Dorothy had started as if to speak, at least a dozen times. She was now holding on with all her strength, aware that conversation was wholly out of the question.

Garrison was watching constantly through the glass. The race could hardly last much longer. They were rapidly approaching a larger town, where such speed would be practically criminal. If only they could gain a lead and dart into town and around some corner, into traffic of sufficient density to mask his movements, he and Dorothy might perhaps alight and escape observation on foot, while the car led pursuit through the streets.

About to suggest some such plan to his driver, he was suddenly sickened by a sharp report, like a pistol fired beneath the car. He feared for a tire, but the noise came again, and then three times, quickly, in succession. One of the cylinders was missing. Not only was the power cut down by a fourth, but compression in the engine thus partially "dead" was a drag on the others of the motor.

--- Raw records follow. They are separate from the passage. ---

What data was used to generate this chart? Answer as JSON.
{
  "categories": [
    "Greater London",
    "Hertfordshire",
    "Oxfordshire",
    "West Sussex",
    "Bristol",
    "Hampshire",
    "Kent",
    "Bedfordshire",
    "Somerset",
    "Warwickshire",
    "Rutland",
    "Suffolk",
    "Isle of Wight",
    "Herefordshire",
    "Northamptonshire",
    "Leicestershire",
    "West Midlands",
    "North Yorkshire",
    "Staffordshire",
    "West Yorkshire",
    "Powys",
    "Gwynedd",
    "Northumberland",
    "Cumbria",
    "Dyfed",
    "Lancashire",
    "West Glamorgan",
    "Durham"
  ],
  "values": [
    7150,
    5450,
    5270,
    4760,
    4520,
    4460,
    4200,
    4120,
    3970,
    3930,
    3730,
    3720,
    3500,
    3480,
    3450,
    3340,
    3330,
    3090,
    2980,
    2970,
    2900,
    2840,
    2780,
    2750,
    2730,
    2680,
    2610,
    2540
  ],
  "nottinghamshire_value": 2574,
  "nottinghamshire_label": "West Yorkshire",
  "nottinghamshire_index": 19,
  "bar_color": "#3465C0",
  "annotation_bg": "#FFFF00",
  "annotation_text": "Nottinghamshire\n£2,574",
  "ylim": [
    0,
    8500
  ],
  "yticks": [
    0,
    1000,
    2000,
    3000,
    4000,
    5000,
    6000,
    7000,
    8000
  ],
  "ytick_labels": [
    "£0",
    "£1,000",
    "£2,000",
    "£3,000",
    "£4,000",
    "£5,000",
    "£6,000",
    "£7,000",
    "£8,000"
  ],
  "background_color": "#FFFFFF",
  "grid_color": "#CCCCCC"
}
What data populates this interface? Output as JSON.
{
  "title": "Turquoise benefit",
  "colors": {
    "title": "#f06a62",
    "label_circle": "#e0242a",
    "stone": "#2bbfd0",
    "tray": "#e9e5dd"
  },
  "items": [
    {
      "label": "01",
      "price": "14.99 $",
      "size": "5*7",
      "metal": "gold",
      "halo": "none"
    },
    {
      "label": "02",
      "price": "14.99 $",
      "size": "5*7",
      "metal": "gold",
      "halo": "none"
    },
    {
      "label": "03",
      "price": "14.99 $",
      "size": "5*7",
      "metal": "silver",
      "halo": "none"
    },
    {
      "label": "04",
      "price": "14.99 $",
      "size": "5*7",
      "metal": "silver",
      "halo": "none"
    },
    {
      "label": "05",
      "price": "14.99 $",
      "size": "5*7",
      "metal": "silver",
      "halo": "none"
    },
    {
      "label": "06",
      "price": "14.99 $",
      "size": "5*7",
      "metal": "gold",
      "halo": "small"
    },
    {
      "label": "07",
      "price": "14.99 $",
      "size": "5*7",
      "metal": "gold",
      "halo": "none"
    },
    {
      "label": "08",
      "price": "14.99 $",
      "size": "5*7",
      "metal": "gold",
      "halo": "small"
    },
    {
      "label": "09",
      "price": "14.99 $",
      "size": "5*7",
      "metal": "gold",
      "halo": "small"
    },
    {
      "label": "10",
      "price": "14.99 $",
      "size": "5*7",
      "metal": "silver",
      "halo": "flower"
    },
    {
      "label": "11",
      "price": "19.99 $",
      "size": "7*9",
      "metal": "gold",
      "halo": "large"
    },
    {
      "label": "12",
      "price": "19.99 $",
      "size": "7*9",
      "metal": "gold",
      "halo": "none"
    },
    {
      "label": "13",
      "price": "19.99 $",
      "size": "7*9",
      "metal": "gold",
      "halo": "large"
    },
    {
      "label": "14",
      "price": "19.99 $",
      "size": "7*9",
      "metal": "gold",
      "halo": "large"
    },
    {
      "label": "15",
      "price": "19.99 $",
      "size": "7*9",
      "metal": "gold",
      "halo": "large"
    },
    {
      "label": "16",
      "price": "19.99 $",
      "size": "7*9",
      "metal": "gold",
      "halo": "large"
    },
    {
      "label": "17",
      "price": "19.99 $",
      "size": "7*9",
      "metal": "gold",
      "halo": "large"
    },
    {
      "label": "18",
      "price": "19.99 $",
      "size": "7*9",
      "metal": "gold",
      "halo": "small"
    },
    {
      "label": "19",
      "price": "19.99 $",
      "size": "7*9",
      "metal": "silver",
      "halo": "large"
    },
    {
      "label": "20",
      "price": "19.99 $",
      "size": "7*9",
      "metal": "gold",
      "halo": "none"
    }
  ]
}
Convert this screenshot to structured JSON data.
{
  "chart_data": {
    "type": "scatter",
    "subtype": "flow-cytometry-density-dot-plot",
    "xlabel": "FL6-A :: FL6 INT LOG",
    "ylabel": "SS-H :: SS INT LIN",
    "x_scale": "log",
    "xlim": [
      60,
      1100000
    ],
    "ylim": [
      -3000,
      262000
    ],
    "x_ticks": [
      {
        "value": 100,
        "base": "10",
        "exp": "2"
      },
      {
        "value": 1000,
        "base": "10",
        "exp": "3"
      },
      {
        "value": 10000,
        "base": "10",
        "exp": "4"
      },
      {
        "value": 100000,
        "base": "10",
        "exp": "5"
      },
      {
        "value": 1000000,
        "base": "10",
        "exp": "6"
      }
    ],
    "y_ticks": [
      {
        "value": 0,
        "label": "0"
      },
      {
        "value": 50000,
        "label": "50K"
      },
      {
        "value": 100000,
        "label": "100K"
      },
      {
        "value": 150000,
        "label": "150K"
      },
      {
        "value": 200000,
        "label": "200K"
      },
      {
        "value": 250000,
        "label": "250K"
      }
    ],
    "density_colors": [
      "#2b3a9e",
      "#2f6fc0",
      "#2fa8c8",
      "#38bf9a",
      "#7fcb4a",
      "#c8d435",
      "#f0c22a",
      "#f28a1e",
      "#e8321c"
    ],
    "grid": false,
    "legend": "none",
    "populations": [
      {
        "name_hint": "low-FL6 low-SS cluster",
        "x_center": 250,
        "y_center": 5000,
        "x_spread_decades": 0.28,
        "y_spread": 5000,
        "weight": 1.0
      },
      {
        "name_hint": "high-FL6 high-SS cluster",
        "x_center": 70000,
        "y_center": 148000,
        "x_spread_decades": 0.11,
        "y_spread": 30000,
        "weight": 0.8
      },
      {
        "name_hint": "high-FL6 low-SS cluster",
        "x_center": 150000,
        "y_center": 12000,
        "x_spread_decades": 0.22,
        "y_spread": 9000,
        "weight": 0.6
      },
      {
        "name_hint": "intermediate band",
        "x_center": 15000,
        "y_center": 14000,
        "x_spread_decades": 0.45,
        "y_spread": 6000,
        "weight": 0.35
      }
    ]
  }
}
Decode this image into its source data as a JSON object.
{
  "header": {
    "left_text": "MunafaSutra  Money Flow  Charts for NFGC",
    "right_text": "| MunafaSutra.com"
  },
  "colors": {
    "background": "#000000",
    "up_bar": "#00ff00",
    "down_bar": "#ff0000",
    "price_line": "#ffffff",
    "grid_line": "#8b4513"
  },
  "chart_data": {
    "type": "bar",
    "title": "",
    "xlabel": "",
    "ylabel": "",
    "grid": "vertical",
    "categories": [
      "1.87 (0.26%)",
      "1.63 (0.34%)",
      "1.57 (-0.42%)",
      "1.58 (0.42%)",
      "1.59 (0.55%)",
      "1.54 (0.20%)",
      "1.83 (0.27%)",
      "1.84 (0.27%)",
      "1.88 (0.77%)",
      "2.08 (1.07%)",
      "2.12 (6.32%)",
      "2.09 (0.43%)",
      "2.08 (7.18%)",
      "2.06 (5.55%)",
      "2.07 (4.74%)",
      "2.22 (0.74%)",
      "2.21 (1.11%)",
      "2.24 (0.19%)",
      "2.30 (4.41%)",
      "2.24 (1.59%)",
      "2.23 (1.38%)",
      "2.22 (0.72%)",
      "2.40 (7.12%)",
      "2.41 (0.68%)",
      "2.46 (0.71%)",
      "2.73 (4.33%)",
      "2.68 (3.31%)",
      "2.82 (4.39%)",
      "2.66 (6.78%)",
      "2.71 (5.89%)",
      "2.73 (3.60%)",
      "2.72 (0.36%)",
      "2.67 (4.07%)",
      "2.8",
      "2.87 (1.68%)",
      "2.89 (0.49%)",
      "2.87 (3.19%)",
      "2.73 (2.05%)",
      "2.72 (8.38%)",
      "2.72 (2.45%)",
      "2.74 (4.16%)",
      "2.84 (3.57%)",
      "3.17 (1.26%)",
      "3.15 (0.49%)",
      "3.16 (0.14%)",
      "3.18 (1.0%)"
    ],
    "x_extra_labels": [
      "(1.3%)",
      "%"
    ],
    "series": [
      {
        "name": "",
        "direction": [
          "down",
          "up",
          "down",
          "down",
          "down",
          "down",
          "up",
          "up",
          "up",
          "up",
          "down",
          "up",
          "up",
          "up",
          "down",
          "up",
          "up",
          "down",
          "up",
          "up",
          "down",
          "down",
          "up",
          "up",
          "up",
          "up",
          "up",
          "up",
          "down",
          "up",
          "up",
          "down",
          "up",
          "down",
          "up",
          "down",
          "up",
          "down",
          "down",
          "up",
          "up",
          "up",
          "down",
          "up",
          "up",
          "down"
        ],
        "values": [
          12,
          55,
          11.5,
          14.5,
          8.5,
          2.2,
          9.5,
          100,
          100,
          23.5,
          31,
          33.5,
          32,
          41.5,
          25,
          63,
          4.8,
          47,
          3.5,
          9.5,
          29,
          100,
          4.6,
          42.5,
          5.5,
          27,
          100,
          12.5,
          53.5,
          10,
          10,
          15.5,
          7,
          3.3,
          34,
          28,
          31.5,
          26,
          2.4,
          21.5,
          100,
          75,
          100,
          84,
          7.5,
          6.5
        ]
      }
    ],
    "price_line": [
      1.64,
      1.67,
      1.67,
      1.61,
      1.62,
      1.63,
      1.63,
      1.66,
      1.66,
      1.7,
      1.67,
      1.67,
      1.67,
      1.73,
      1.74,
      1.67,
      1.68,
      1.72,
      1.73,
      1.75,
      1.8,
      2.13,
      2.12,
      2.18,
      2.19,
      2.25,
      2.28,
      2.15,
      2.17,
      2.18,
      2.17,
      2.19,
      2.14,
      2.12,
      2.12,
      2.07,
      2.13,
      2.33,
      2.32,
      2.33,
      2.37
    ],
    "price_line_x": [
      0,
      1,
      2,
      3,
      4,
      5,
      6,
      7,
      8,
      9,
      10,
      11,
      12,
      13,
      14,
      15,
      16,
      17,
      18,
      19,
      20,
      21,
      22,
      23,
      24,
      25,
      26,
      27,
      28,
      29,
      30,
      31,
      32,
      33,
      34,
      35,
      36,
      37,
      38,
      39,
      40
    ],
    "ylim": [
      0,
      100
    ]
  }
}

The driver leaned forward, one hand on the buzzer of his coil, and gave a screw a turn. Already the car was losing speed. The fellow behind was coming on like a red-headed whirlwind. For a moment the missing seemed to cease, and the speed surged back to the hum of the whirring gears.

"Bang! Bang!" went the sharp report, as before, and Garrison groaned. He was looking out, all but hopeless of escape, rapidly reflecting on the charges that would lie against not only himself, but his chauffeur, when he saw the red fellow plunge through the dust on a crazy, gyrating course that made his heart stand still.

They had blown out a tire!

Like a drunken comet, suddenly robbed of all its own crazy laws, the red demon see-sawed the highway. The man at the wheel, shutting off his power, crowding on his brakes, and clinging to his wheel with the skill and coolness of a master, had all he could do to keep the machine anywhere near the proper highway.

Unaware of what had occurred at the rear the driver in charge of Garrison's car had once more adjusted the buzzer, and now with such splendid results that his motor seemed madder than before to run itself to shreds.

Like a vanishing blot on the landscape, the red car behind, when it came to a halt, was deserted by its rival in the race. Two minutes later, with the city ahead fast looming like a barrier before them, Garrison leaned to the tube.

"Slow down!" he called. "Our friend has quit—a blow-out. Get down to lawful speed."

Even then they ran fully half a mile before the excited creature of wheels and fire could be tamed to calmer behavior.